Texas Governor Rick Perry’s itinerary -- meetings with core Republican activists, stops at colleges, and a speech at an event celebrating the anniversary of the founding of the U.S. Marine Corps – was very much that of a candidate.
In his remarks at the Marine event, Perry cited Russia, Iran, and ISIS, as reasons why the U.S. cannot afford a foreign policy, that is, as he put it, “lacking in clarity.”
“If peace is what we seek, the answer is not to withdraw from threats abroad. We won the cold war because of a relentless policy of engagement, and an unwavering show of resolve. We wore down the enemy.”
When Perry ended his speech, a man in the crowd started chanting Rick Perry for president. Perry is the first politician eyeing a 2016 run to visit N.H. since last week’s midterm elections. In his 2012, Rick Perry finished 6th in the N.H. primary before ending his campaign in South Carolina.
Perry Addresses Issues, Controversy at Keene State
Update filed by NHPR contributor Melanie Plenda:
At an event at Keene State College Monday, Texas Gov. Rick Perry spoke about polices he says have made his state prosper.
When it came border issues, Perry said what's needed to secure the border is not a fence, but manpower. Perry also said the government needs to send drones to hover over the border, all day, every day.
But all of that may not even be necessary, Perry argued, if the Keystone Pipeline were allowed. Perry said the pipeline would create better jobs for Mexicans in Mexico and thus stem the tide of immigrants looking for work in America.
"If that energy policy goes forward and you see Mexico become substantially more engaged in exploration and development in their natural resources, you're going to see a rather substantive migration back to Mexico," Perry said. "So this whole immigration debate could be turned on its head sooner rather than later because of the economic influences that are going on in that country."

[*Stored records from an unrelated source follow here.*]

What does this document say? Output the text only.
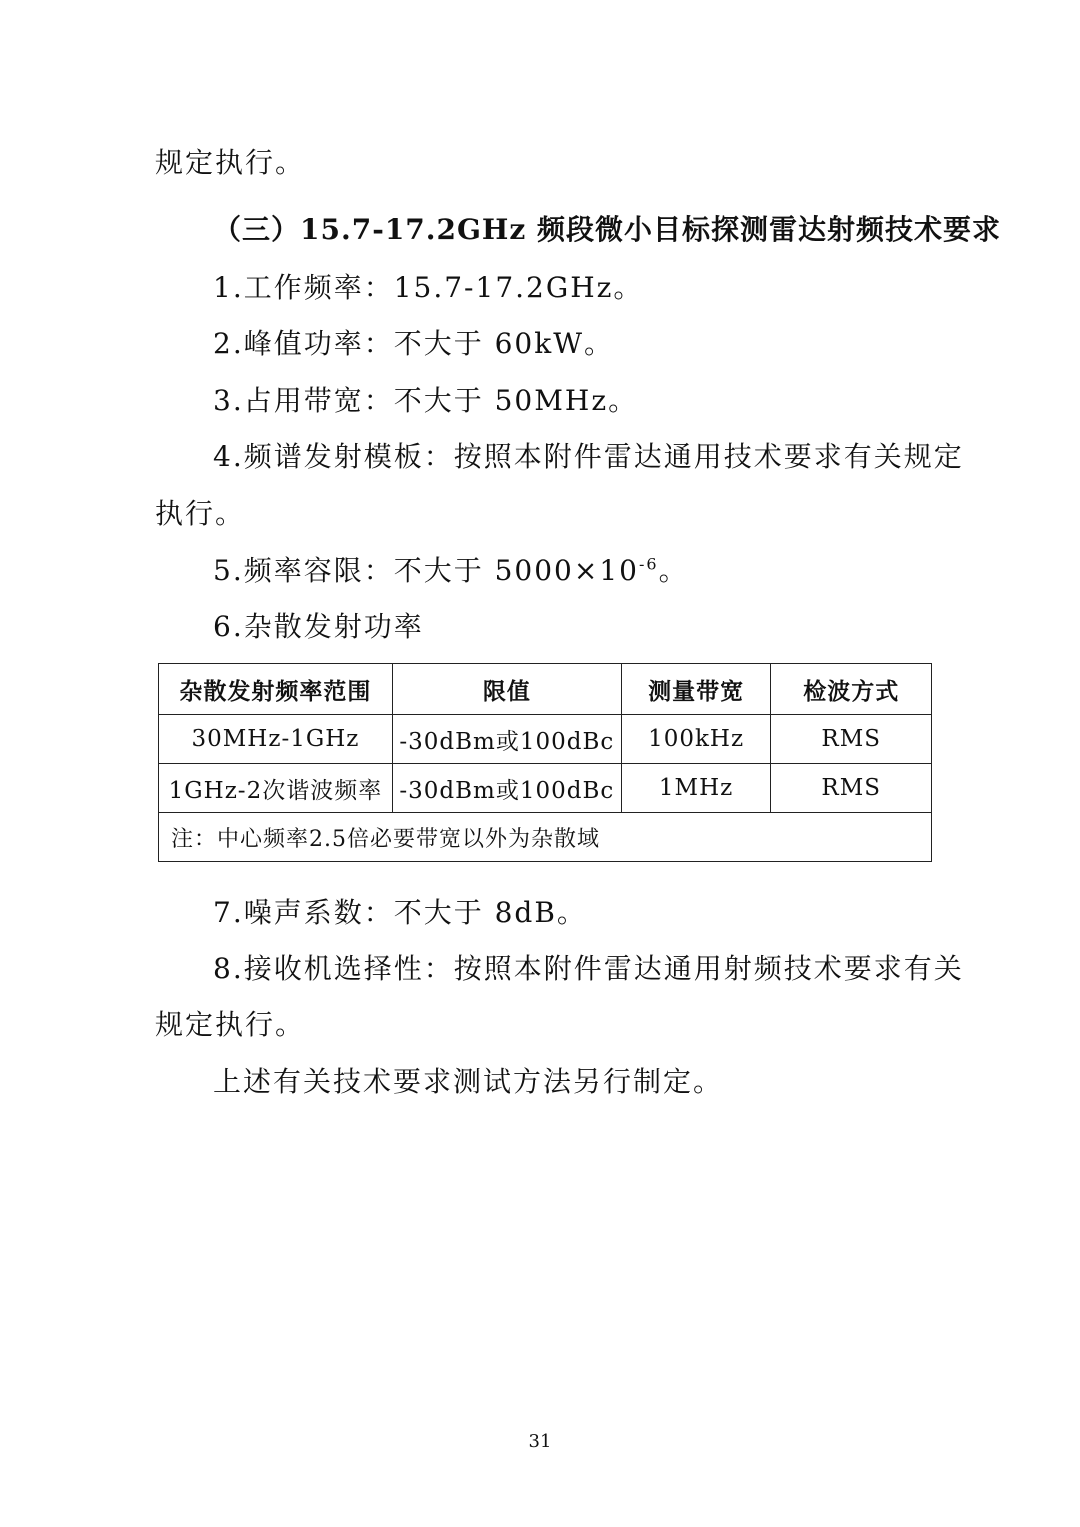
规定执行。
（三）15.7-17.2GHz 频段微小目标探测雷达射频技术要求
1.工作频率：15.7-17.2GHz。
2.峰值功率：不大于 60kW。
3.占用带宽：不大于 50MHz。
4.频谱发射模板：按照本附件雷达通用技术要求有关规定
执行。
5.频率容限：不大于 $5000\times 10^{-6}$。
6.杂散发射功率
杂散发射频率范围	限值	测量带宽	检波方式
30MHz-1GHz	-30dBm或100dBc	100kHz	RMS
1GHz-2次谐波频率	-30dBm或100dBc	1MHz	RMS
注：中心频率2.5倍必要带宽以外为杂散域			
7.噪声系数：不大于 8dB。
8.接收机选择性：按照本附件雷达通用射频技术要求有关
规定执行。
上述有关技术要求测试方法另行制定。
31
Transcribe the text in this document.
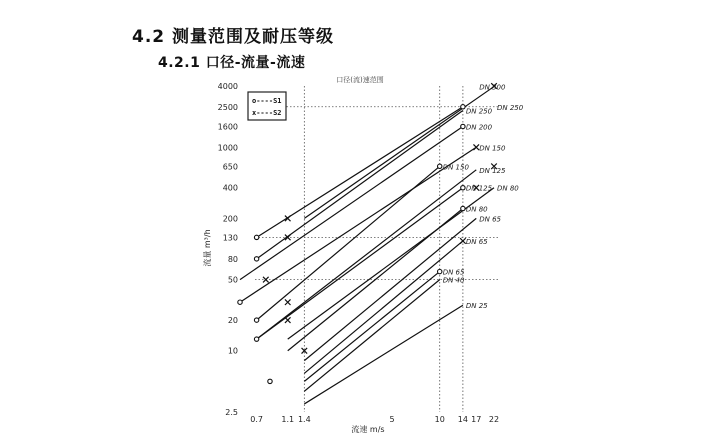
4.2 测量范围及耐压等级
4.2.1 口径-流量-流速
口径(流)速范围
DN 300
DN 250
DN 250
DN 200
DN 150
DN 150 DN 125
DN 125 DN 80
DN 80
DN 65
DN 65
DN 65
DN 40
DN 25
0.7 1.1 1.4	5	10 14 17 22
4000
2500
1600
1000
650
400
200
130
80
50
20
10
2.5
流速 m/s
流量 m³/h
o----S1
x----S2
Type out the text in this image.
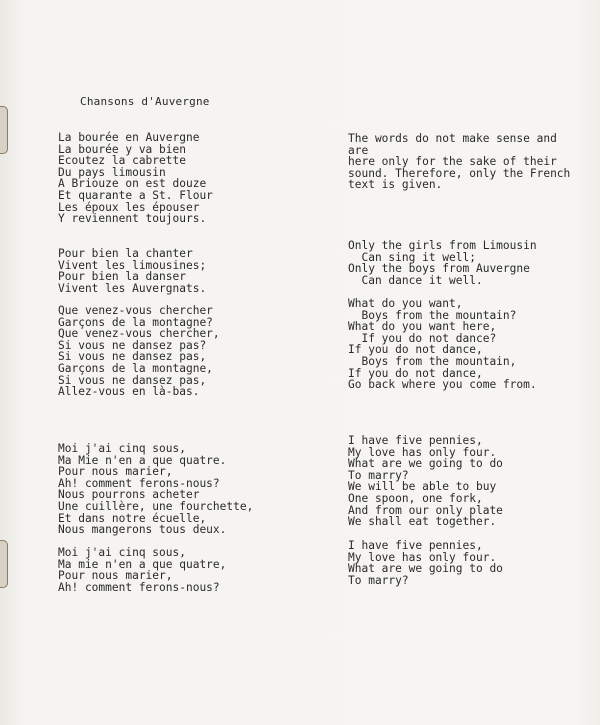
Chansons d'Auvergne
The words do not make sense and are
here only for the sake of their
sound. Therefore, only the French
text is given.
La bourée en Auvergne
La bourée y va bien
Ecoutez la cabrette
Du pays limousin
A Briouze on est douze
Et quarante a St. Flour
Les époux les épouser
Y reviennent toujours.
Pour bien la chanter
Vivent les limousines;
Pour bien la danser
Vivent les Auvergnats.
Que venez-vous chercher
Garçons de la montagne?
Que venez-vous chercher,
Si vous ne dansez pas?
Si vous ne dansez pas,
Garçons de la montagne,
Si vous ne dansez pas,
Allez-vous en là-bas.
Moi j'ai cinq sous,
Ma Mie n'en a que quatre.
Pour nous marier,
Ah! comment ferons-nous?
Nous pourrons acheter
Une cuillère, une fourchette,
Et dans notre écuelle,
Nous mangerons tous deux.
Moi j'ai cinq sous,
Ma mie n'en a que quatre,
Pour nous marier,
Ah! comment ferons-nous?
Only the girls from Limousin
Can sing it well;
Only the boys from Auvergne
Can dance it well.
What do you want,
Boys from the mountain?
What do you want here,
If you do not dance?
If you do not dance,
Boys from the mountain,
If you do not dance,
Go back where you come from.
I have five pennies,
My love has only four.
What are we going to do
To marry?
We will be able to buy
One spoon, one fork,
And from our only plate
We shall eat together.
I have five pennies,
My love has only four.
What are we going to do
To marry?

When asked by a member of the audience whether he thought the pipeline was environmentally safe, Perry said, "Those tar sands are being moved anyway and they are being moved by rail. My understanding of this pipeline is that it would be the safest pipeline ever built. And my understanding and my feeling is that if we're going to transport it-- and we're going to-- that using rail is a substantially more dangerous way to be moving that particular product than by pipe."
As for taxes, Perry said corporate tax rates need to be reformed if the students in the audience ever hoped to find employment after they graduated.
"Why are we putting tax policy in place in this country that's a disincentive to job creation?" he said. "We've got close to 100 million people out of work in this country. If we got those individuals a decent job and paying taxes, then that's the way to pay the deficit down."
Perry was also asked how the felony charges he faces in Texas would affect his running for president. The charges stem from a claim that he cut off $7.5 million in funding to the Public Integrity Unit in Travis County Texas after District Attorney Rosemary Lehmberg, who ran the unit, pleaded guilty to drunken driving charges in order to force her to resign.
"I saw an individual who was obviously inebriated to three times the legal limit who was in charge of the public integrity unit," Perry said.
"Seven and a half million dollars was going to go to that office, I lost confidence that that person should have control of that money, I told them that and vetoed and if I was presented with the same evidence and the same decision tomorrow, I would do it again."